A pesar de la incertidumbre, SpaceX se prepara para poner a prueba la resiliencia de su precio de acciones con el próximo lanzamiento de su cohete Starship. Este será el primer vuelo de Starship desde que experimentó una falla en su impulsor en mayo. La compañía ha decidido no recuperar el impulsor ni la etapa superior en esta oportunidad, lo que significa que ambas partes de la nave se destruirán al finalizar el vuelo, independientemente de su éxito operativo.
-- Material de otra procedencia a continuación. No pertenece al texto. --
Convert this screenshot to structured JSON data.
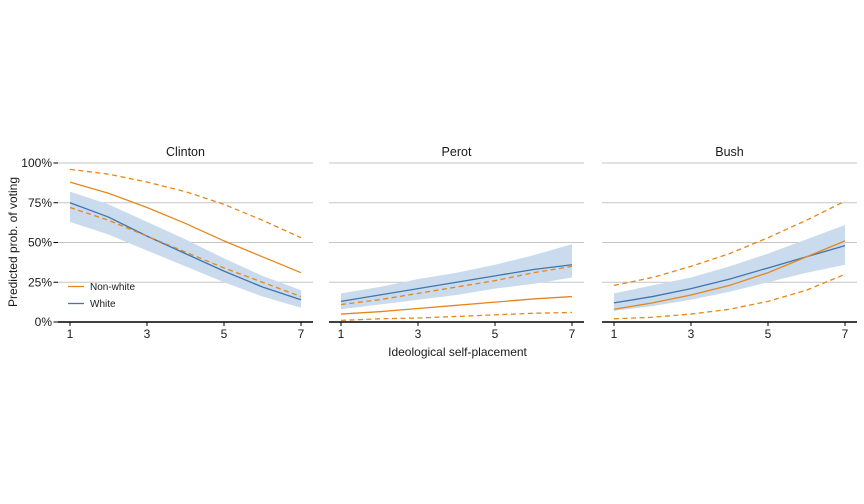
{
  "chart_data": {
    "type": "line",
    "title": "",
    "xlabel": "Ideological self-placement",
    "ylabel": "Predicted prob. of voting",
    "x": [
      1,
      2,
      3,
      4,
      5,
      6,
      7
    ],
    "x_ticks": [
      1,
      3,
      5,
      7
    ],
    "ylim": [
      0,
      100
    ],
    "y_ticks": [
      {
        "value": 0,
        "label": "0%"
      },
      {
        "value": 25,
        "label": "25%"
      },
      {
        "value": 50,
        "label": "50%"
      },
      {
        "value": 75,
        "label": "75%"
      },
      {
        "value": 100,
        "label": "100%"
      }
    ],
    "grid": "horizontal-only",
    "ci_style": {
      "white": "shaded-ribbon",
      "nonwhite": "dashed-lines"
    },
    "colors": {
      "nonwhite": "#E6861B",
      "white": "#3E76AF",
      "white_ci_fill": "#C9DBEC",
      "grid": "#C6C6C6",
      "axis": "#000000",
      "text": "#1A1A1A"
    },
    "legend": {
      "position": "inside-first-panel-lower-left",
      "entries": [
        {
          "label": "Non-white",
          "series": "nonwhite"
        },
        {
          "label": "White",
          "series": "white"
        }
      ]
    },
    "panels": [
      {
        "title": "Clinton",
        "nonwhite": {
          "fit": [
            88,
            81,
            72,
            62,
            51,
            41,
            31
          ],
          "ci_high": [
            96,
            93,
            88,
            82,
            74,
            64,
            53
          ],
          "ci_low": [
            72,
            64,
            54,
            44,
            34,
            25,
            16
          ]
        },
        "white": {
          "fit": [
            75,
            66,
            54,
            43,
            32,
            22,
            14
          ],
          "ci_high": [
            82,
            74,
            63,
            52,
            40,
            29,
            20
          ],
          "ci_low": [
            63,
            55,
            45,
            35,
            25,
            16,
            9
          ]
        }
      },
      {
        "title": "Perot",
        "nonwhite": {
          "fit": [
            5,
            6.5,
            8.5,
            10.5,
            12.5,
            14.5,
            16
          ],
          "ci_high": [
            11,
            14,
            18,
            22,
            26,
            31,
            35
          ],
          "ci_low": [
            1,
            2,
            2.5,
            3.5,
            4.5,
            5.5,
            6
          ]
        },
        "white": {
          "fit": [
            13,
            17,
            21,
            25,
            29,
            33,
            36
          ],
          "ci_high": [
            18,
            22,
            27,
            31,
            36,
            42,
            49
          ],
          "ci_low": [
            8,
            11,
            14,
            17,
            21,
            24,
            28
          ]
        }
      },
      {
        "title": "Bush",
        "nonwhite": {
          "fit": [
            8,
            12,
            17,
            23,
            31,
            41,
            51
          ],
          "ci_high": [
            23,
            28,
            35,
            43,
            53,
            64,
            76
          ],
          "ci_low": [
            2,
            3,
            5,
            8,
            13,
            20,
            30
          ]
        },
        "white": {
          "fit": [
            12,
            16,
            21,
            27,
            34,
            41,
            48
          ],
          "ci_high": [
            18,
            23,
            28,
            35,
            43,
            52,
            61
          ],
          "ci_low": [
            7,
            10,
            14,
            19,
            25,
            31,
            36
          ]
        }
      }
    ]
  }
}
La situación actual de SpaceX refleja no solo los desafíos a los que se enfrenta en el competitivo sector de la tecnología, sino también cómo el entusiasmo inicial por las innovaciones espaciales puede ser susceptible a la realidad del mercado. Estos acontecimientos podrían sentar un precedente crucial para el futuro de otras startups tecnológicas en el camino hacia la bolsa.